Just finished streaming Episode 395 of the Making Sense podcast. What an apt remark Sam makes on the current situation. We’re living through a peculiar moment in human history where the democratization of information—which should, in theory, make us smarter—has paradoxically made us more confused, or shall I say “Amusing ourselves to death” as Neil Postman bluntly put it across over 3 decades ago. For those not finding it in them to read the book, here is a video https://youtu.be/6QltxZ-vPMc?si=-lyWspdnRiWVxt03.
The internet, that grand experiment in collective knowledge, is a breeding ground for conspiracy theories, willful ignorance, and intellectual tribalism 🤡. Let’s me be clear about what I want to say in agreement with Sam’s monologue: expertise matters. And not in some elitist, top-down manner, but in a fundamentally practical way. When I want to understand quantum physics, I’m going to listen to physicists. When I need medical advice, I’ll consult doctors—not random internet commentators or self-proclaimed “researchers” who’ve spent 14 hours watching YouTube videos. Especially so because we are not into a strange landscape where confidence masquerades as competence, and a Google search is considered equivalent to a graduate degree. This is the age of the amateur expert, where everyone with a smartphone believes they’re one YouTube tutorial away from understanding complex global systems
What I am saying is also not about blind trust. It’s about recognizing that specialization is a feature, not a bug, of human knowledge. Consider the imprudence of entrusting the construction of your home to a YouTuber who reviews other peoples houses, who despite their charisma, lacks the requisite expertise. The current cultural phenomenon of “doing your own research” is often a euphemism for finding information that confirms your pre-existing beliefs. It’s not research—it’s confirmation bias dressed up as intellectual rigor. When people say they’ve “done their own research” about, what they usually mean is they’ve found a contrarian voice that sounds compelling.

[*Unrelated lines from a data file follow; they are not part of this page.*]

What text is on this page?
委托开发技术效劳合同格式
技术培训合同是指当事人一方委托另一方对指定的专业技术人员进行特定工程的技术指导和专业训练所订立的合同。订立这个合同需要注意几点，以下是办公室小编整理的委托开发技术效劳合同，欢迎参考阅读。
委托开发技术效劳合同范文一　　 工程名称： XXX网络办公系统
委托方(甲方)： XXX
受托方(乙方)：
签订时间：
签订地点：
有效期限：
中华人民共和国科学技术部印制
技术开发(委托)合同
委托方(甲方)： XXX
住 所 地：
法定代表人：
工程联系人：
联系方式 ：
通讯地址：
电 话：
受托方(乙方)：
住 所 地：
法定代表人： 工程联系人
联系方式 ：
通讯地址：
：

The real danger isn’t expertise. The real danger is the systematic erosion of intellectual standards. We’re creating a culture where being confidently wrong is celebrated more than being carefully correct. Where the loudest voice trumps the most informed voice. The real problem isn’t that people are curious. Curiosity is good. The problem is that we’ve developed a cultural mechanism that rewards contrarianism over substance. Social media algorithms don’t promote nuanced understanding; they amplify extreme positions that generate emotional engagement.

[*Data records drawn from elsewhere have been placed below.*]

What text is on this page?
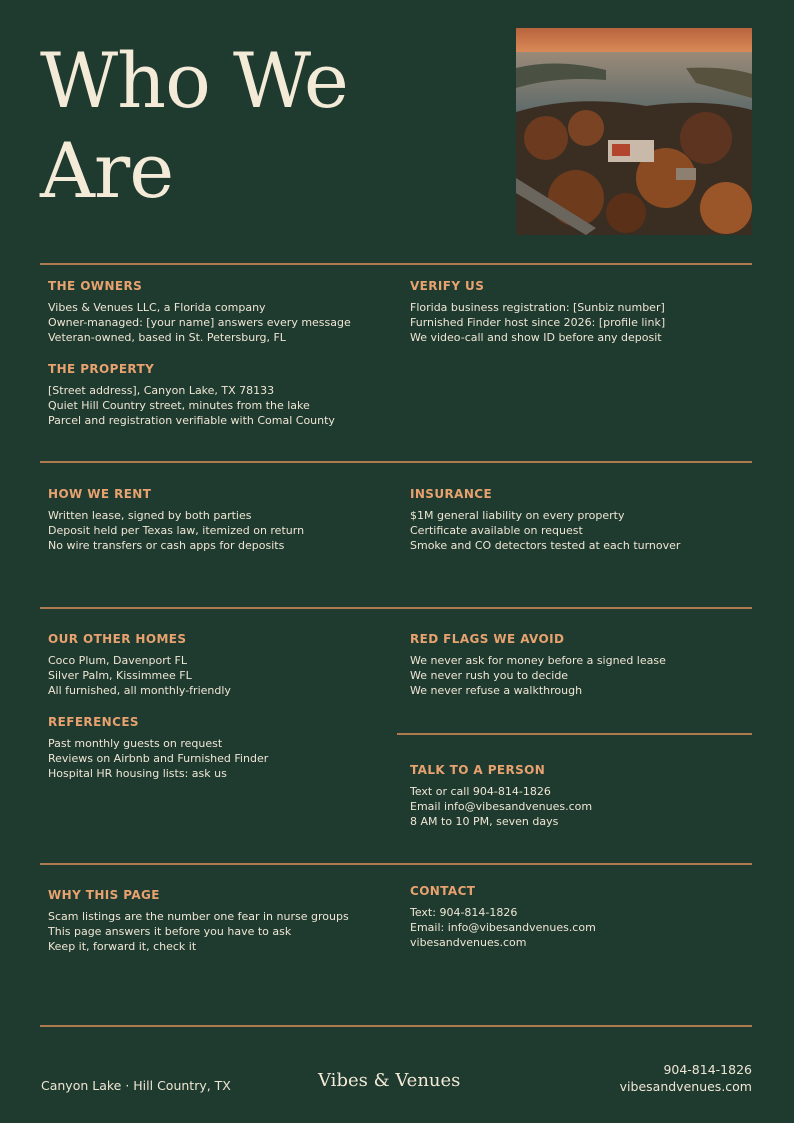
Who We
Are
THE OWNERS
Vibes & Venues LLC, a Florida company
Owner-managed: [your name] answers every message
Veteran-owned, based in St. Petersburg, FL
VERIFY US
Florida business registration: [Sunbiz number]
Furnished Finder host since 2026: [profile link]
We video-call and show ID before any deposit
THE PROPERTY
[Street address], Canyon Lake, TX 78133
Quiet Hill Country street, minutes from the lake
Parcel and registration verifiable with Comal County
HOW WE RENT
Written lease, signed by both parties
Deposit held per Texas law, itemized on return
No wire transfers or cash apps for deposits
INSURANCE
$1M general liability on every property
Certificate available on request
Smoke and CO detectors tested at each turnover
OUR OTHER HOMES
Coco Plum, Davenport FL
Silver Palm, Kissimmee FL
All furnished, all monthly-friendly
RED FLAGS WE AVOID
We never ask for money before a signed lease
We never rush you to decide
We never refuse a walkthrough
REFERENCES
Past monthly guests on request
Reviews on Airbnb and Furnished Finder
Hospital HR housing lists: ask us	TALK TO A PERSON
Text or call 904-814-1826
Email info@vibesandvenues.com
8 AM to 10 PM, seven days
WHY THIS PAGE
Scam listings are the number one fear in nurse groups
This page answers it before you have to ask
Keep it, forward it, check it
CONTACT
Text: 904-814-1826
Email: info@vibesandvenues.com
vibesandvenues.com
Canyon Lake · Hill Country, TX	Vibes & Venues
904-814-1826
vibesandvenues.com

What worries me the most is genuine experts risking their professional reputations by making incorrect claims for financial gains, as Sam also hints at. I find my WhatsApp and that of my family members flooded with these conspiracy theories. we have groups filled with random boomer uncles posting conspiracy theories. Its just painful to see the undoing and erosion of the rigor and temper built over past couple centuries.
While no expert is infallible, the collective expertise we have cultivated represents our most reliable approximation of truth. And the tradition must be preserved and carried forward. As I ponder over these thoughts, I’ll add more of my meditations here. Please feel free to drop your ideas.